Ki-joon’s sole reason for staying is his hope that Ah-jung will be able to tell him information on Sang-hee, and he starts to ask about him. But then he notes how slovenly she is and decides that “he” would never in a million years be affiliated with her, and turns away, satisfied that she’s uninvolved.
Ah-jung races outside to catch him before he leaves, and pounds on his taxi window. Ki-joon instructs the driver to go anyway, but the misunderstanding continues and the cabbie tells him sagely that one doesn’t treat women like this, and that in these circumstances, “Losing is winning.” Hee.
With a sigh, Ki-joon exits the car to deal with her quickly, telling her that the hospital bill wasn’t much so she needn’t worry about it. She bats her eyelashes while asking him to accompany her back to the club, where she’ll collect her purse and pay him back. Or, barring that, if he gives her his contact info, she’ll deposit it into his account.
He has no patience for the coy act and shuts her down, leaving her with a zinger: “Don’t go overboard — you didn’t look like someone with that much shame.” Eep.
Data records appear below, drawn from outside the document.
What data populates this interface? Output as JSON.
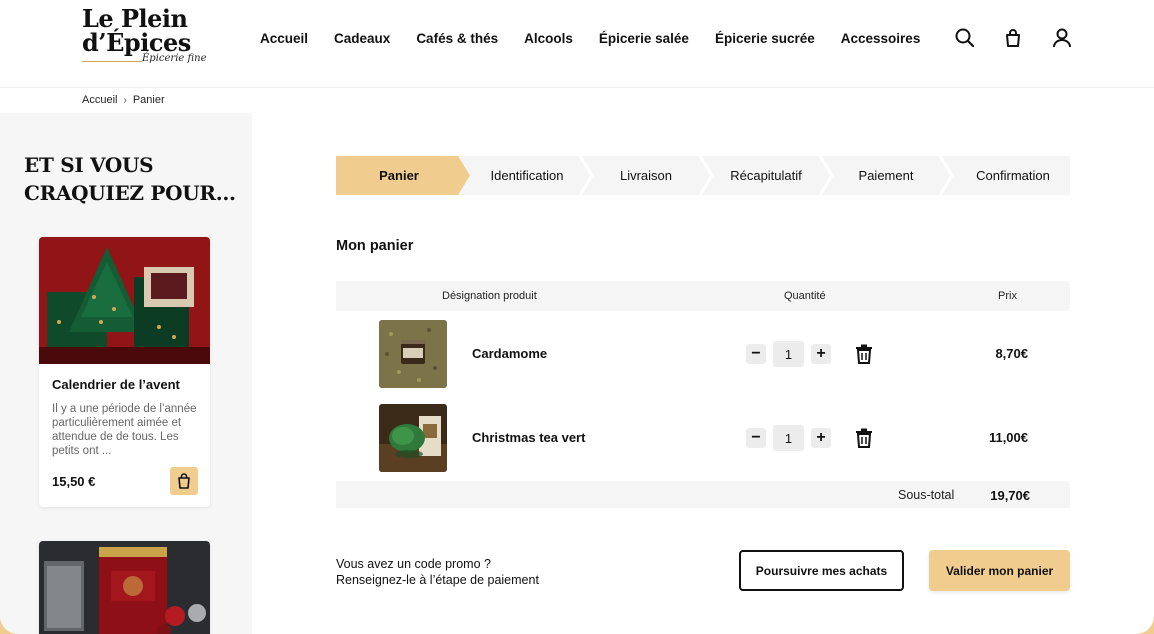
{
  "brand": {
    "name_line1": "Le Plein",
    "name_line2": "d’Épices",
    "tagline": "Épicerie fine",
    "accent_color": "#f0cc8e"
  },
  "nav": {
    "items": [
      "Accueil",
      "Cadeaux",
      "Cafés & thés",
      "Alcools",
      "Épicerie salée",
      "Épicerie sucrée",
      "Accessoires"
    ]
  },
  "header_icons": [
    "search-icon",
    "shopping-bag-icon",
    "user-icon"
  ],
  "breadcrumb": {
    "items": [
      "Accueil",
      "Panier"
    ],
    "separator": "›"
  },
  "sidebar": {
    "title": "ET SI VOUS CRAQUIEZ POUR...",
    "cards": [
      {
        "name": "Calendrier de l’avent",
        "description": "Il y a une période de l’année particulièrement aimée et attendue de de tous. Les petits ont ...",
        "price": "15,50 €"
      }
    ]
  },
  "steps": {
    "items": [
      "Panier",
      "Identification",
      "Livraison",
      "Récapitulatif",
      "Paiement",
      "Confirmation"
    ],
    "active": "Panier"
  },
  "cart": {
    "title": "Mon panier",
    "columns": {
      "product": "Désignation produit",
      "quantity": "Quantité",
      "price": "Prix"
    },
    "items": [
      {
        "name": "Cardamome",
        "quantity": "1",
        "price": "8,70€"
      },
      {
        "name": "Christmas tea vert",
        "quantity": "1",
        "price": "11,00€"
      }
    ],
    "subtotal_label": "Sous-total",
    "subtotal_value": "19,70€",
    "qty_minus": "−",
    "qty_plus": "+"
  },
  "promo": {
    "line1": "Vous avez un code promo ?",
    "line2": "Renseignez-le à l’étape de paiement"
  },
  "actions": {
    "continue_label": "Poursuivre mes achats",
    "validate_label": "Valider mon panier"
  }
}
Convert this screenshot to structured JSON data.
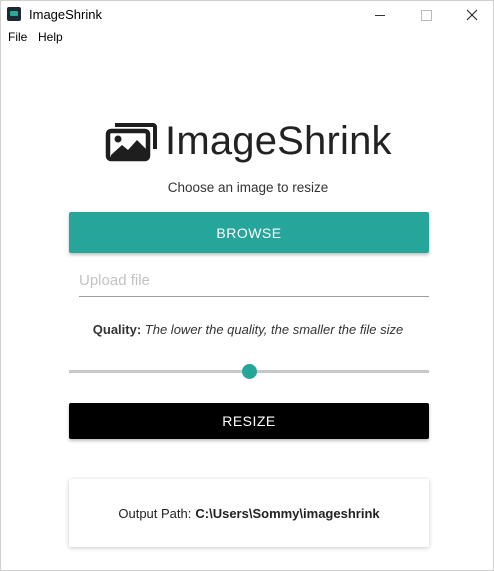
{
  "window": {
    "title": "ImageShrink",
    "controls": [
      "minimize",
      "maximize",
      "close"
    ]
  },
  "menu": {
    "items": [
      "File",
      "Help"
    ]
  },
  "header": {
    "logo_icon": "images-icon",
    "title": "ImageShrink",
    "subtitle": "Choose an image to resize"
  },
  "browse": {
    "label": "BROWSE",
    "color": "#26a69a"
  },
  "upload": {
    "placeholder": "Upload file",
    "value": ""
  },
  "quality": {
    "label": "Quality:",
    "hint": "The lower the quality, the smaller the file size",
    "value_fraction": 0.5
  },
  "resize": {
    "label": "RESIZE",
    "color": "#000000"
  },
  "output": {
    "label": "Output Path:",
    "path": "C:\\Users\\Sommy\\imageshrink"
  }
}
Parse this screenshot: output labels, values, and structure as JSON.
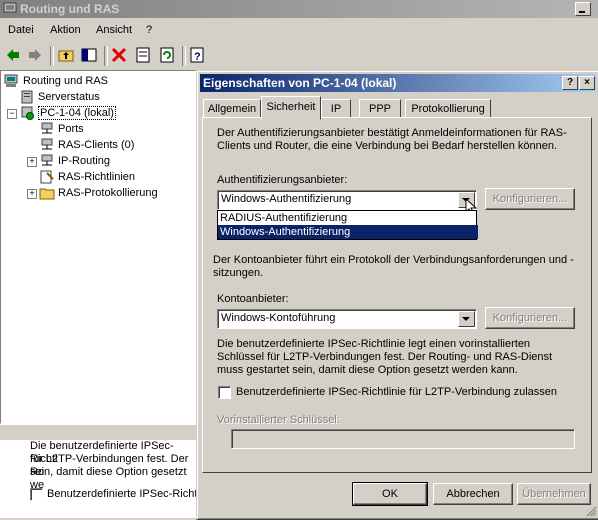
{
  "window": {
    "title": "Routing und RAS"
  },
  "menu": {
    "items": [
      "Datei",
      "Aktion",
      "Ansicht",
      "?"
    ]
  },
  "tree": {
    "root": "Routing und RAS",
    "items": [
      {
        "label": "Serverstatus"
      },
      {
        "label": "PC-1-04 (lokal)"
      },
      {
        "label": "Ports"
      },
      {
        "label": "RAS-Clients (0)"
      },
      {
        "label": "IP-Routing"
      },
      {
        "label": "RAS-Richtlinien"
      },
      {
        "label": "RAS-Protokollierung"
      }
    ]
  },
  "background_panel": {
    "line1": "Die benutzerdefinierte IPSec-Richtl",
    "line2": "für L2TP-Verbindungen fest. Der Ro",
    "line3": "sein, damit diese Option gesetzt we",
    "checkbox_label": "Benutzerdefinierte IPSec-Richtl"
  },
  "dialog": {
    "title": "Eigenschaften von PC-1-04 (lokal)",
    "help_button": "?",
    "close_button": "×",
    "tabs": [
      "Allgemein",
      "Sicherheit",
      "IP",
      "PPP",
      "Protokollierung"
    ],
    "active_tab": "Sicherheit",
    "auth_description": "Der Authentifizierungsanbieter bestätigt Anmeldeinformationen für RAS-Clients und Router, die eine Verbindung bei Bedarf herstellen können.",
    "auth_label": "Authentifizierungsanbieter:",
    "auth_value": "Windows-Authentifizierung",
    "auth_options": [
      "RADIUS-Authentifizierung",
      "Windows-Authentifizierung"
    ],
    "configure_label": "Konfigurieren...",
    "account_description": "Der Kontoanbieter führt ein Protokoll der Verbindungsanforderungen und -sitzungen.",
    "account_label": "Kontoanbieter:",
    "account_value": "Windows-Kontoführung",
    "ipsec_description": "Die benutzerdefinierte IPSec-Richtlinie legt einen vorinstallierten Schlüssel für L2TP-Verbindungen fest. Der Routing- und RAS-Dienst muss gestartet sein, damit diese Option gesetzt werden kann.",
    "ipsec_checkbox_label": "Benutzerdefinierte IPSec-Richtlinie für L2TP-Verbindung zulassen",
    "psk_label": "Vorinstallierter Schlüssel:",
    "psk_value": "",
    "buttons": {
      "ok": "OK",
      "cancel": "Abbrechen",
      "apply": "Übernehmen"
    }
  }
}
Ah-jung is left fuming — so the cocky bastard thinks she was coming on to him? How dare he! (Aside from the fact that, well, she kinda was. But a gentleman wouldn’t point that out!)
Ki-joon creates a bit of a stir when he reports to work, as he’s dressed in the casualwear he’d been wearing last night instead of his usual immaculate suit. Jaws literally drop. Is this…a walk of shame?
His aunt (and company CEO) drops by to remind him of his plans for today: a mat-seon date with the daughter of another big company, which she wants to ensure he takes seriously.
Auntie CEO grumbles about the errant Sang-hee, thinking him still off gallivanting in Spain or thereabouts, but Ki-joon tells her that Little Bro is back in Seoul. She orders Ki-joon not to find him, because she wants Sang-hee to come home groveling, not to be dragged there one minute before he’s ready to beg her forgiveness.
She threatens to kick him out of his seat as hotel president if he doesn’t marry this year, prodding him to think favorably on his upcoming date. He cheekily reminds her that she said that last year. Her eagle eyes pick up on the fact that he didn’t go home last night, and immediately jumps to the conclusion that he has a girlfriend, eager to know who it is.
Ah-jung comes home all ready to blame her absence and lack of contact on various culprits that have nothing to do with alcohol or passing out, but her father is surprisingly nonchalant. That actually offends her, that he hadn’t worried about her, but he sighs that she’s almost thirty, so what can he do?
Dad tells her she came out on the news yesterday, which perks her up…until she watches the broadcast. It’s not the cheery, composed interview she’d given earlier that made the airwaves, but the madness that followed the bee attack. Worse yet, a little boy exclaims in the street, “It’s that ajumma from yesterday!” Ouch, all noonas on the verge of ajummahood can probably feel her pain. (Unmarried = noona!)
[Insert baton hand-off here, wherein javabeans turns it over to girlfriday…]
Ah-jung discovers that she’s a national laughingstock for the Bee Incident. She rushes out to do some damage control, starting with changing her appearance so that no one can recognize her.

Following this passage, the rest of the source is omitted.